– O stokroć wolałbym być posłem. Pewnie, że się nie cieszę z przegranych wyborów – wyznaje Artur Zawisza z Prawicy Rzeczypospolitej. – Mówię o względach politycznych, nie zawodowych – zastrzega. Zawisza podobnie jak inni, którzy przez najbliższe lata nie zasiądą w poselskiej ławie, robi dobrą minę. Zapewnia, że pozasejmowa rzeczywistość nie jest zła.
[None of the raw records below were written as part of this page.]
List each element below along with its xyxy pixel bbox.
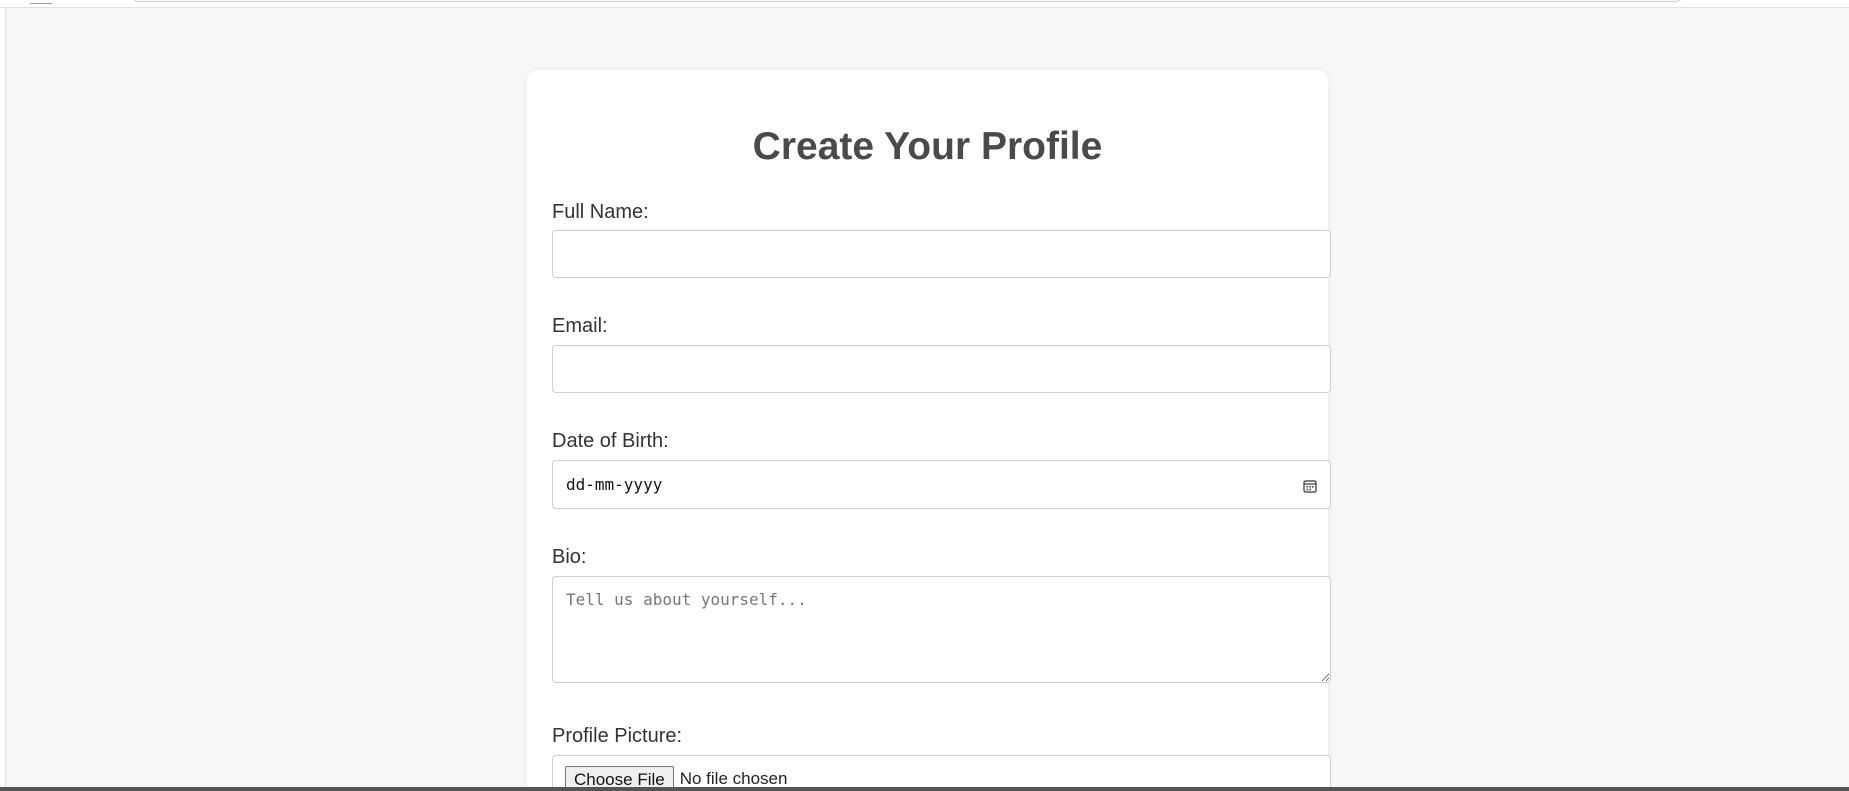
file-status: No file chosen — [679, 769, 788, 787]
email-input[interactable] — [552, 345, 1331, 393]
full-name-label: Full Name: — [552, 201, 649, 223]
bio-textarea[interactable] — [552, 576, 1331, 683]
profile-picture-input: Choose File No file chosen — [552, 755, 1331, 787]
page-title: Create Your Profile — [752, 125, 1103, 168]
page-viewport: Create Your Profile Full Name: Email: Da… — [5, 8, 1849, 787]
choose-file-button[interactable]: Choose File — [565, 765, 674, 787]
address-bar[interactable] — [132, 0, 1682, 2]
profile-picture-label: Profile Picture: — [552, 725, 683, 747]
browser-top-strip — [0, 0, 1849, 8]
profile-form-card: Create Your Profile Full Name: Email: Da… — [527, 70, 1331, 787]
tab-edge — [30, 0, 52, 4]
dob-value: dd-mm-yyyy — [566, 475, 663, 494]
bottom-edge — [0, 787, 1849, 791]
email-label: Email: — [552, 315, 608, 337]
calendar-icon[interactable] — [1303, 478, 1317, 493]
bio-label: Bio: — [552, 546, 587, 568]
dob-label: Date of Birth: — [552, 430, 669, 452]
dob-input[interactable]: dd-mm-yyyy — [552, 460, 1331, 509]
full-name-input[interactable] — [552, 230, 1331, 278]
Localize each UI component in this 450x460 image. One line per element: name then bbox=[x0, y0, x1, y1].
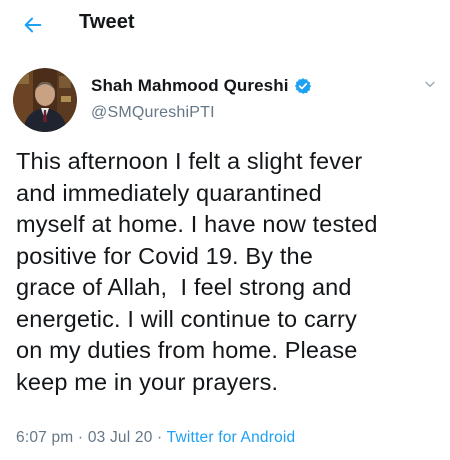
verified-badge-icon bbox=[294, 78, 311, 94]
tweet-source-link[interactable]: Twitter for Android bbox=[167, 429, 296, 446]
page-title: Tweet bbox=[79, 11, 135, 33]
tweet-time: 6:07 pm bbox=[16, 429, 74, 446]
tweet-text-line: grace of Allah, I feel strong and bbox=[16, 274, 352, 300]
meta-separator: · bbox=[77, 429, 84, 446]
tweet-menu-button[interactable] bbox=[422, 76, 438, 92]
author-handle[interactable]: @SMQureshiPTI bbox=[91, 104, 215, 122]
tweet-text-line: and immediately quarantined bbox=[16, 179, 322, 206]
tweet-text-line: positive for Covid 19. By the bbox=[16, 242, 313, 269]
tweet-text-line: myself at home. I have now tested bbox=[16, 211, 378, 237]
tweet-metadata: 6:07 pm · 03 Jul 20 · Twitter for Androi… bbox=[16, 429, 295, 447]
profile-photo bbox=[13, 68, 77, 132]
back-button[interactable] bbox=[18, 10, 48, 40]
arrow-left-icon bbox=[24, 17, 42, 33]
top-bar: Tweet bbox=[0, 0, 450, 50]
avatar[interactable] bbox=[13, 68, 77, 132]
tweet-text-line: This afternoon I felt a slight fever bbox=[16, 148, 363, 174]
author-row[interactable]: Shah Mahmood Qureshi bbox=[91, 76, 312, 96]
tweet-text-line: keep me in your prayers. bbox=[16, 368, 279, 395]
tweet-text: This afternoon I felt a slight fever and… bbox=[16, 146, 446, 398]
author-name[interactable]: Shah Mahmood Qureshi bbox=[91, 76, 289, 96]
chevron-down-icon bbox=[425, 81, 435, 87]
tweet-date: 03 Jul 20 bbox=[87, 429, 153, 446]
tweet-text-line: energetic. I will continue to carry bbox=[16, 305, 357, 332]
meta-separator: · bbox=[157, 429, 163, 446]
tweet-text-line: on my duties from home. Please bbox=[16, 337, 358, 363]
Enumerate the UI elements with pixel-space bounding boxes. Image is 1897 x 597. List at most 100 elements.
Spośród 460 posłów, którzy zasiadali w Sejmie mijającej kadencji, w nowym parlamencie nie znajdzie się 173. Oprócz mandatu tracą: miesięczne wynagrodzenie, które średnio wynosi około 10 tys. zł, darmowe przejazdy koleją i przeloty samolotami na terenie Polski, możliwość odliczenia telefonów i rachunków na paliwo samochodowe. A przede wszystkim, co jest szczególnie ważne w przypadku trzech posłów, tracą również immunitet.
Minister sprawiedliwości Zbigniew Ziobro powiedział, że wkrótce prokuratura postawi zarzuty: Andrzejowi Lepperowi z Samoobrony (sprawa dotyczy seksafery), Małgorzacie Ostrowskiej z SLD (podejrzana o wzięcie łapówki) i Tomaszowi Szczypińskiemu z PO (podejrzany o wzięcie łapówki). Ale nie tylko posłowie stracili pracę. Dotyczy to także pracowników ich biur, często – jak w przypadku Samoobrony – członków ich rodzin i bliskich znajomych. Widmo bezrobocia zajrzało więc w oczy wielu osobom. Trudno policzyć, ilu.
Z ogromnymi obawami w przyszłość patrzą byli posłowie Samoobrony. Oficjalnie wykazują urzędowy optymizm, ale na boku przyznają, że już wiedzą, że nie będzie im łatwo znaleźć nowe zajęcie.
– To jest główna przeszkoda... – mówi poseł Krzysztof Sikora, jeden z najbliższych współpracowników Andrzeja Leppera, i pokazuje na wpięty w klapę marynarki znaczek Samoobrony. Przynależność do tej partii nie jest dobrą rekomendacją dla poszukujących pracy.